Adam: “Indeed, this is a new Ellipsium title. It should be launching digitally on all major platforms by the end of January and launch in print at the LSCC 2015. This book is unlike anything I have written before. I am well schooled in horror but this is a crime noir with superhero twist all set to the 1970 NYC disco scene. Expect larger than life characters, violence and adult scenes. Definitely not one for the kids.”


John: ““Not one for the kids” is almost a by-line for your books, Toxic Storm, Terminus at Fenton’s Green and Borough of Churches are all steeped in darkness, with a suitable spattering of GORE. Are there any plans to do a kid friendly Adam Cheal book in the future?”

Adam: “I have been thinking about an all ages book for a while and even come up with some ideas. I am not sure I can let go of the darkness just yet however. The market is much larger for the all ages stuff and it is a great opportunity to reach a larger audience and a new generation of comic readers. We’ll see.”

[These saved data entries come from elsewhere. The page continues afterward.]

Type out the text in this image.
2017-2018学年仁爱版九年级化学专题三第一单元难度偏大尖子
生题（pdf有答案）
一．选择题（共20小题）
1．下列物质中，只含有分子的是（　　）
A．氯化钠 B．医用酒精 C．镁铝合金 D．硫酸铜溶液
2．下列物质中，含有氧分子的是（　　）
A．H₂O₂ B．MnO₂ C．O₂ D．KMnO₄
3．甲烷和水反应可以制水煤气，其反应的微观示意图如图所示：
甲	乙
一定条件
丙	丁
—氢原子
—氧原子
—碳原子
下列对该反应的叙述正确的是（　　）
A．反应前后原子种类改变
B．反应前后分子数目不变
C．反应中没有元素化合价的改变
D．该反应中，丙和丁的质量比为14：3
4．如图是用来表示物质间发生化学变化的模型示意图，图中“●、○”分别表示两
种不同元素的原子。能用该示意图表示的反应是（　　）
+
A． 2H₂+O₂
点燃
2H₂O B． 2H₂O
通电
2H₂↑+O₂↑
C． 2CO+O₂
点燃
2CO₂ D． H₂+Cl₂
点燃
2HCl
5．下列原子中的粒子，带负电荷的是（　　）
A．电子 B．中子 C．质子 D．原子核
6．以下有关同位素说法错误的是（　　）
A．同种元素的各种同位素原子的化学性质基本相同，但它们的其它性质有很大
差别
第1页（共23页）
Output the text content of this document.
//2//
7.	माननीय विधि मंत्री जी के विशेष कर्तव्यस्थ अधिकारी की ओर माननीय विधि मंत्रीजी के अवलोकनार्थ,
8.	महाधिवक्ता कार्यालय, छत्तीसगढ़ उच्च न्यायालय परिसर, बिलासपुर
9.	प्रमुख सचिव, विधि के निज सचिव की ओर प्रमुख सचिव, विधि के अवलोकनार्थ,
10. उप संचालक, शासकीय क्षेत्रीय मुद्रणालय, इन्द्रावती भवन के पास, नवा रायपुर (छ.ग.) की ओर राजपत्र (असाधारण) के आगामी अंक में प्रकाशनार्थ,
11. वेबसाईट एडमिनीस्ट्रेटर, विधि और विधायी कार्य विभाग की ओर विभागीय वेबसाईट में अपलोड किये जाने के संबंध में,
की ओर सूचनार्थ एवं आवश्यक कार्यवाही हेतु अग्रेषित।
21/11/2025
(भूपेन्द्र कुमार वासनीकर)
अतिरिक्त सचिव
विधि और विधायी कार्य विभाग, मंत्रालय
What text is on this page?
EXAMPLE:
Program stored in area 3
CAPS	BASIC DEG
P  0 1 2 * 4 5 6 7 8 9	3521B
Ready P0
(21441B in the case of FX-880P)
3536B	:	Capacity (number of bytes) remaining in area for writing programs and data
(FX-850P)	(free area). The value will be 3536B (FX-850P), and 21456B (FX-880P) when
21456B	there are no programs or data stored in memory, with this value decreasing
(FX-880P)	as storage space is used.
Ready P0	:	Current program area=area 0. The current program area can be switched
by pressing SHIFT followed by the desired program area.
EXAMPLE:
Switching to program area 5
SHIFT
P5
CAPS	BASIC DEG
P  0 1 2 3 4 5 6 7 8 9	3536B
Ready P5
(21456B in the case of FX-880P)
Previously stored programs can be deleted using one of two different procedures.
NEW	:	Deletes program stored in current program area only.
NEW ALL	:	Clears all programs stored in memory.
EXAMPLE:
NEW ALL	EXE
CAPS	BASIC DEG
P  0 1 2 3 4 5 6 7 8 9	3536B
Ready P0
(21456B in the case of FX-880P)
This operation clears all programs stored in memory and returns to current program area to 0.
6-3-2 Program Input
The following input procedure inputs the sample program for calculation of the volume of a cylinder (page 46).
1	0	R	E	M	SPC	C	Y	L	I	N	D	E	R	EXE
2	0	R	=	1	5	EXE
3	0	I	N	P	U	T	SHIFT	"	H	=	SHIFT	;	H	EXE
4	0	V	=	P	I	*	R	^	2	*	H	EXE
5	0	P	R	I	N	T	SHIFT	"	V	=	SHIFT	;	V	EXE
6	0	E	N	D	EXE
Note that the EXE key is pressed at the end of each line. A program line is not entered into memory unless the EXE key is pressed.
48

John: “Going back to Borough of Churches, your central character Charlie Swanson is not your typical female lead. In the first issue you paint two distinct sides to her character, she is steeped in dark and light elements. There are some powerful female characters out there these days but rarely do they have such rich characteristics – is that the point you wanted to make with her, that within such a fantastical story you could still have an organic character while retaining a “kick-ass” edge?”

Adam: “You hit the nail on the head. I wanted to write an organic character but still maintain that “comic book” over the top style. It was not my intention to write a female, she just kind of developed that way. I am lucky to have many strong female influences in my life to draw inspiration from and I use that. I was a little worried about writing a female character at first as I wanted to be respectful and do it justice. I found the process much easier than I thought and I feel that Charlie is probably my most human and likeable character to date. I think I have found the balance of sexy and funny while not being exploitative or disrespectful. I am hoping female and male readers will connect with Charlie on an emotional level and enjoy the world we have created with “Borough of Churches”.”